Being an Advocate
Being part of a profession that continues its push to advocate and be recognized as a powerful part of allied health can, at times, be challenging. How do we continually bring more attention or credence to the work while also doing the work?
Much of our advocacy is exactly what being a music therapist consists of: continually having music therapy sessions in different settings, speaking to our allied health colleagues, families, patients, clients and friends, offering teaching or in-services formally or informally throughout the year.
Given the optics of this work, we still experience folks asking if we are volunteers, whereabouts we perform in the hospital/long-term care site/mental health facility, commenting on how fun our work must be. These questions are very natural given we are usually carrying guitars, speakers, sometimes a cart full of colourful, fun-looking percussion instruments and the like.
Shift in Awareness of Music Therapy
In the last five years of my 16 year career, I have started to notice a shift. When I tell someone I’m a music therapist, the response of “a what? what’s that?” is becoming less and less.
If someone hasn’t already experienced music therapy themselves, usually a family member or friend of the family has participated in some capacity over the course of their life. There is some head nodding, comments like “of course – that makes sense that music is therapy – I do that on myself sometimes”. As a young music therapist I would become quite defensive or pedantic about what they were doing with music vs what I was practicing as a music therapist. As time went on I am able to understand and appreciate more deeply the difference between when I listen to music at the gym versus when I am offering a powerful memory tool to a client with Alzheimer’s that brings them to tears. And the value that both can hold.

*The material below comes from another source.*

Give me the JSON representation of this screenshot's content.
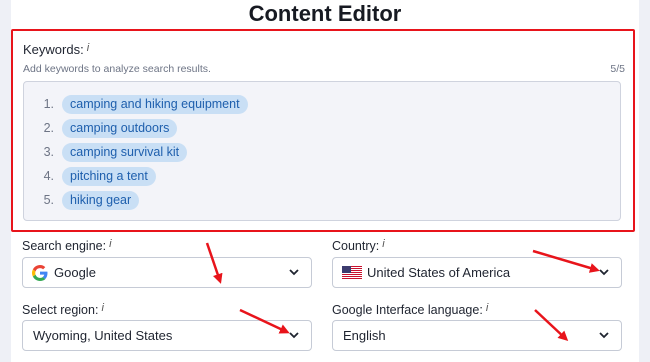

I am heartened that some of my colleagues are moving into managerial positions in health care sites, carrying with them the impact that music therapy makes on a population. I am wished ‘Happy Music Therapy Awareness Month!’ by passing colleagues in my different places of work. I hear from new music therapists that everyone they meet has heard of or engaged in music therapy.
Future of Music Therapy
This is how awareness is built in this profession. By music therapists moving through sites, connecting with our health care colleagues, inviting family and team members into sessions to show the breadth and depth of this practice. As much as I agree that our Music Therapy Awareness Month is important and shines a light on
this profession, I believe that awareness is built with each step we take and each note we play with our various teams, our clients and their families.